Nas últimas semanas, estivemos a olhar para a história da censura literária em Portugal, focando-nos nas obras das autoras que a PIDE censurou. Neste dossier, podemos ver análises de todas essas obras - um total de 21, escritas por 9 autoras. Dossier organizado por Ana Bárbara Pedrosa.

Neste dossier, o Esquerda.net mostra análises das censuras feitas às obras das autoras portuguesas no decorrer do Estado Novo. O objectivo é entender os motivos que levaram à proibição da circulação das obras e ainda a recepção, ou falta dela, que tiveram.
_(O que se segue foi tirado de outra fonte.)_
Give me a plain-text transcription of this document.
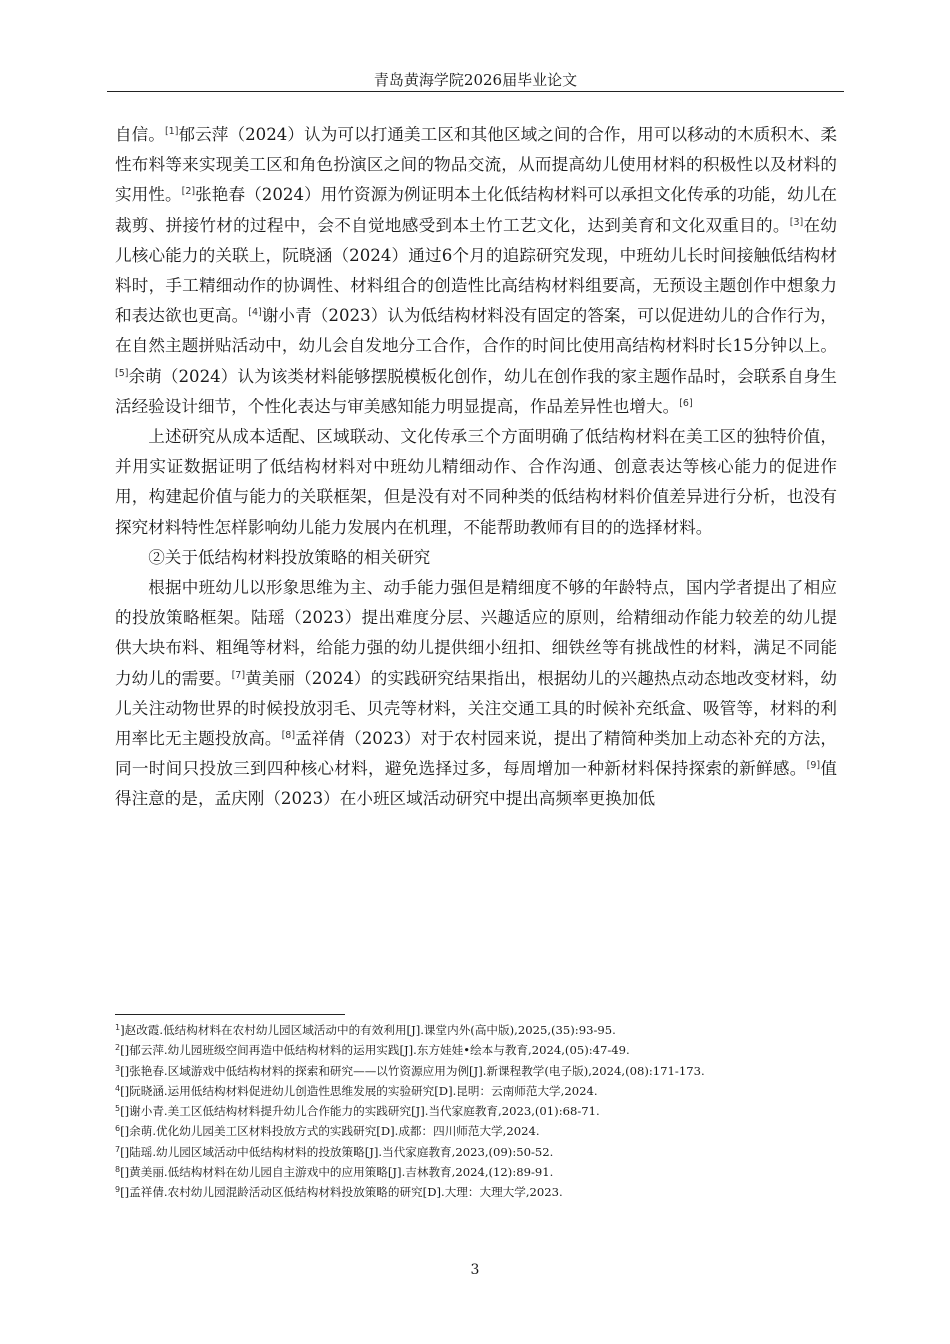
青岛黄海学院2026届毕业论文

自信。[1]郁云萍（2024）认为可以打通美工区和其他区域之间的合作，用可以移动的木质积木、柔性布料等来实现美工区和角色扮演区之间的物品交流，从而提高幼儿使用材料的积极性以及材料的实用性。[2]张艳春（2024）用竹资源为例证明本土化低结构材料可以承担文化传承的功能，幼儿在裁剪、拼接竹材的过程中，会不自觉地感受到本土竹工艺文化，达到美育和文化双重目的。[3]在幼儿核心能力的关联上，阮晓涵（2024）通过6个月的追踪研究发现，中班幼儿长时间接触低结构材料时，手工精细动作的协调性、材料组合的创造性比高结构材料组要高，无预设主题创作中想象力和表达欲也更高。[4]谢小青（2023）认为低结构材料没有固定的答案，可以促进幼儿的合作行为，在自然主题拼贴活动中，幼儿会自发地分工合作，合作的时间比使用高结构材料时长15分钟以上。[5]余萌（2024）认为该类材料能够摆脱模板化创作，幼儿在创作我的家主题作品时，会联系自身生活经验设计细节，个性化表达与审美感知能力明显提高，作品差异性也增大。[6]

上述研究从成本适配、区域联动、文化传承三个方面明确了低结构材料在美工区的独特价值，并用实证数据证明了低结构材料对中班幼儿精细动作、合作沟通、创意表达等核心能力的促进作用，构建起价值与能力的关联框架，但是没有对不同种类的低结构材料价值差异进行分析，也没有探究材料特性怎样影响幼儿能力发展内在机理，不能帮助教师有目的的选择材料。

②关于低结构材料投放策略的相关研究

根据中班幼儿以形象思维为主、动手能力强但是精细度不够的年龄特点，国内学者提出了相应的投放策略框架。陆瑶（2023）提出难度分层、兴趣适应的原则，给精细动作能力较差的幼儿提供大块布料、粗绳等材料，给能力强的幼儿提供细小纽扣、细铁丝等有挑战性的材料，满足不同能力幼儿的需要。[7]黄美丽（2024）的实践研究结果指出，根据幼儿的兴趣热点动态地改变材料，幼儿关注动物世界的时候投放羽毛、贝壳等材料，关注交通工具的时候补充纸盒、吸管等，材料的利用率比无主题投放高。[8]孟祥倩（2023）对于农村园来说，提出了精简种类加上动态补充的方法，同一时间只投放三到四种核心材料，避免选择过多，每周增加一种新材料保持探索的新鲜感。[9]值得注意的是，孟庆刚（2023）在小班区域活动研究中提出高频率更换加低

$^1$]赵改霞.低结构材料在农村幼儿园区域活动中的有效利用[J].课堂内外(高中版),2025,(35):93-95.

$^2$[]郁云萍.幼儿园班级空间再造中低结构材料的运用实践[J].东方娃娃•绘本与教育,2024,(05):47-49.

$^3$[]张艳春.区域游戏中低结构材料的探索和研究——以竹资源应用为例[J].新课程教学(电子版),2024,(08):171-173.

$^4$[]阮晓涵.运用低结构材料促进幼儿创造性思维发展的实验研究[D].昆明：云南师范大学,2024.

$^5$[]谢小青.美工区低结构材料提升幼儿合作能力的实践研究[J].当代家庭教育,2023,(01):68-71.

$^6$[]余萌.优化幼儿园美工区材料投放方式的实践研究[D].成都：四川师范大学,2024.

$^7$[]陆瑶.幼儿园区域活动中低结构材料的投放策略[J].当代家庭教育,2023,(09):50-52.

$^8$[]黄美丽.低结构材料在幼儿园自主游戏中的应用策略[J].吉林教育,2024,(12):89-91.

$^9$[]孟祥倩.农村幼儿园混龄活动区低结构材料投放策略的研究[D].大理：大理大学,2023.

3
As recepções foi díspares. Num caso, a proibição da obra motivou um protesto internacional. Houve editoras fechadas, penas, ameaças. Houve obras que ficaram perdidas para sempre, outras que voltaram a ver as prateleiras depois do término da ditadura, outras que se canonizaram.

Com esta panóplia, cabe inicialmente perguntar se a censura foi determinante no apagamento de obras literárias ou se estas ultrapassaram os mecanismos repressivos, conguindo influir na sociedade portuguesa e/ou na estética literária.
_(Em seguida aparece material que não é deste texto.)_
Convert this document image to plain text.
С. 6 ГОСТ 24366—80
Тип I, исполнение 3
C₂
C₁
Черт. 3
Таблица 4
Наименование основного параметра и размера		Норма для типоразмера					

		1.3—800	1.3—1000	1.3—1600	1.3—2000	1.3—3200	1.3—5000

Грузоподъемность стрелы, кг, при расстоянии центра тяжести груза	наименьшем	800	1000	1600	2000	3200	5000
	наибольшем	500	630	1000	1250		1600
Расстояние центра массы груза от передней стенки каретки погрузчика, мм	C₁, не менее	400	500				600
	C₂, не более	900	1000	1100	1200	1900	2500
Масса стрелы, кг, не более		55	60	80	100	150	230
Para se chegar ao total de obras – 21, escritas por 9 autoras –, foram usados os serviços de arquivo da Torre do Tombo, localizada em Lisboa, onde se encontra o arquivo da PIDE/DGS. Através deste, pode aceder-se não apenas à lista das obras censuradas, mas também aos relatórios escritos pelos censores literários e às fichas que as autoras tinham na polícia política.

Será difícil destrinçar exactamente qual era o papel que a censura literária desempenhava na canonização literária. O seu objectivo era calar a diversidade e havia circulação livre de literatura que não fosse julgada pelos censores literários como atentória do regime, ou da sua moral. Veremos que a PIDE censurou obras muito diversas, cujas autoras tiveram percursos e intenções muito diferentes, assim como valores literários. A selecção deste corpus permite não olhar a hierarquias ou ao cânone e dar a todas as autoras, caídas no esquecimento ou não, estudadas ou não, um tratamento por igual.

Mas mulheres escritoras porquê?

Os relatórios da Torre do Tombo mostram-nos que, devido à condição de partida transversal no decorrer do Estado Novo, que passava pela domesticação das mulheres – que, não sendo vistas como agentes históricos ou sociais, teriam um menor acesso à produção simbólica –, o acto de escrita era já um acto performativo de desconstrução de uma ordem social politicamente imposta.

Assim, a escrita literária por parte de mulheres, num contexto político de menorização política e social das mesmas, significava a reivindicação do acesso à produção simbólica. O trabalho de análise, por isso, passará por uma atenção particular a esta condição de produção, ainda que venha a focar-se nas condições de recepção da obra, de forma a avaliar o impacto da censura.

Que autoras foram estas?

Neste dossier, analisamos os percursos de 21 obras escritas por 9 autoras. O número salta à vista por ser tão parco, principalmente se comparado às centenas de autores censurados.

O outro ponto interessante deste conjunto de obras é a variedade de percursos que tiveram, assim como os valores literários diferentes. Se hoje nomes como os de Maria Teresa Horta ou Natália Correia são conhecidos e lidos, Nita Clímaco ou Maria da Glória caíram no esquecimento. Umas usaram os elementos que provocariam a censura como elementos internos da própria estrutura narrativa, outras usaram-nos como adereços. Será difícil delinear o que leva à canonização de uma obra, mas tentámos, neste dossier, perceber o potencial canónico de cada obra, assim como o sucesso da censura na neutralização da recepção.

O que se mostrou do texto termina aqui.